On the left is a list of potential haplogroups.  On the right are the specific SNPs tested.  Green are SNPs you matched that indicate you may belong on a particular branch.  Red are SNPs that were tested but you did not match the desired mutation.  Essentially you want to look for the deepest branch with the most green and least red.  In the example above, the testee is clearly on the E branch, but not on E1a, as he has a Red negative result there.  Scrolling down I was able to see his correct terminal branch was likely E1b as predicted on the left side of the page.  But in some cases you may have to select the second or third choice to find your correct haplogroup.  It will be the one with the most green in it.  If its a group with only one or two green or a mix of green and multiple red, this is likely not the correct haplogroup.  Also, you should IGNORE root ancestral groups such as BT or F, as these are not present in modern populations.  If BT or F is your most likely group, proceed to the next one on the list with the most green. 

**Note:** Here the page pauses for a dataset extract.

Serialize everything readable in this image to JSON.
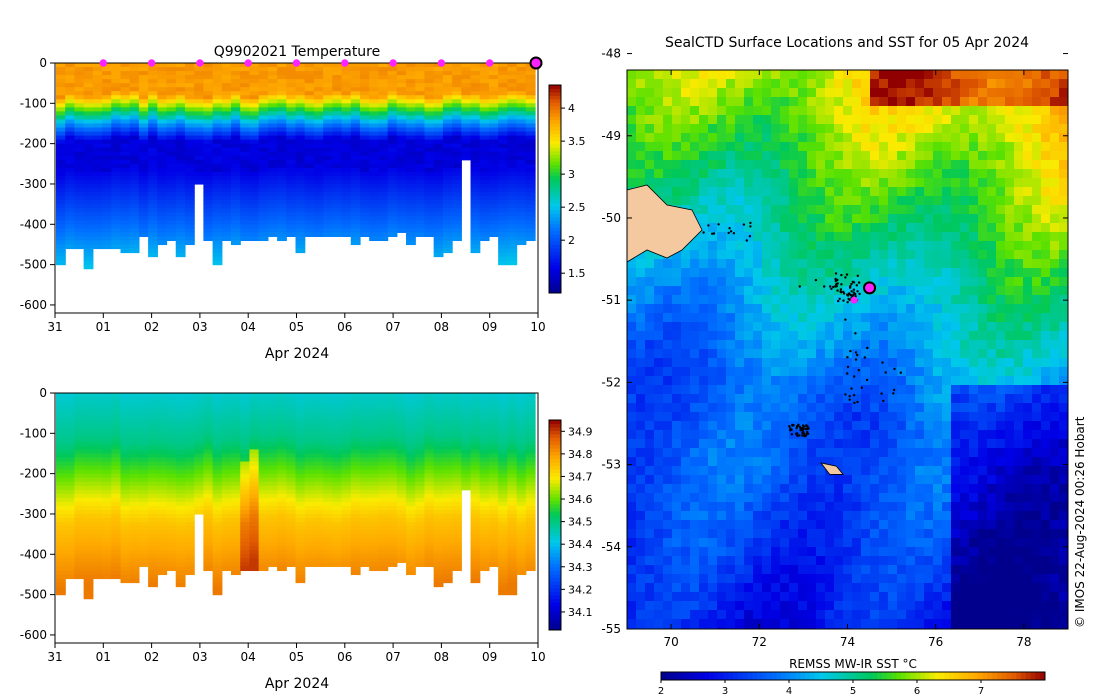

This method is still not perfect.  You are not likely to get a prediction of your ultimate subgroup, as this typically requires testing many more SNPs not covered by the AncestryDNA test. However, for certain haplogroups, this can provide insight into which branch of the Y-DNA tree contains your terminal subgroup.  If your surname is one with a Project at FTDNA, try searching the results for tests with a similar haplogroup and common ancestors to yours.  An FTDNA project adminstrator may be able to help you with additional information, if you can provide them with these results and your paternal ancestry line. And feel free to ask questions in the comments below.


  1. Does this work for women as well as men?

    1. It didn't work for me. It told me that my predicted yDNA haplogroup was E-PF1796, but I already know that my paternal yDNA is R1b (R-M343). Luckily, one of my brother's had our paternal line tested.

    2. This comment has been removed by the author.

    3. I;m all woman, but somehow it predicted my exact known Y haplogroup from my dad's side.

  2. I can't imagine this works for women as we don't have the Y chromosome.

  3. I think you meant v2 for AncestryDNA; 23andMe is on v5 now (since some time in August).

    One thing that makes me wonder about the reliability of AncestryDNA markers is that females get some derived results. Those could be picking up XY SNPs.

    1. I got My Ancestry DNA results in August and Promethease said I was Male! I freaked out! Seriously thought I had some serious medical issue. I re-downloaded My Raw DNA Data and seen it shows the V2 now and had been regenerated September 2nd. I had fixed the original to V2 just to get it to upload to FTDNA. Ancestry has poor Quality Control. But at least they finally caught it.

  4. Replies
    1. I'm replying to my own comment with the fix. The file must be compressed (*.zip) format for the tool to recognize it. Fix came from the International Society of Genetic Genealogy (ISOGG) Facebook group.

    2. I had to extract the .zip to get it to work for me.

  5. This sounds terrific if I could get it to work for a male member. But it's extremely frustrating that there are do many little things that don't work. And I agree that Ancestry could be more helpful. The biggest these top three get the more competition to deal with.

  6. Replies
    1. I added a note about other sites you can try while MorleyDNA is down. Try or Both provide some YDNA haplogroup info from autosomal tests, though they are not as easy to use as Morley's site.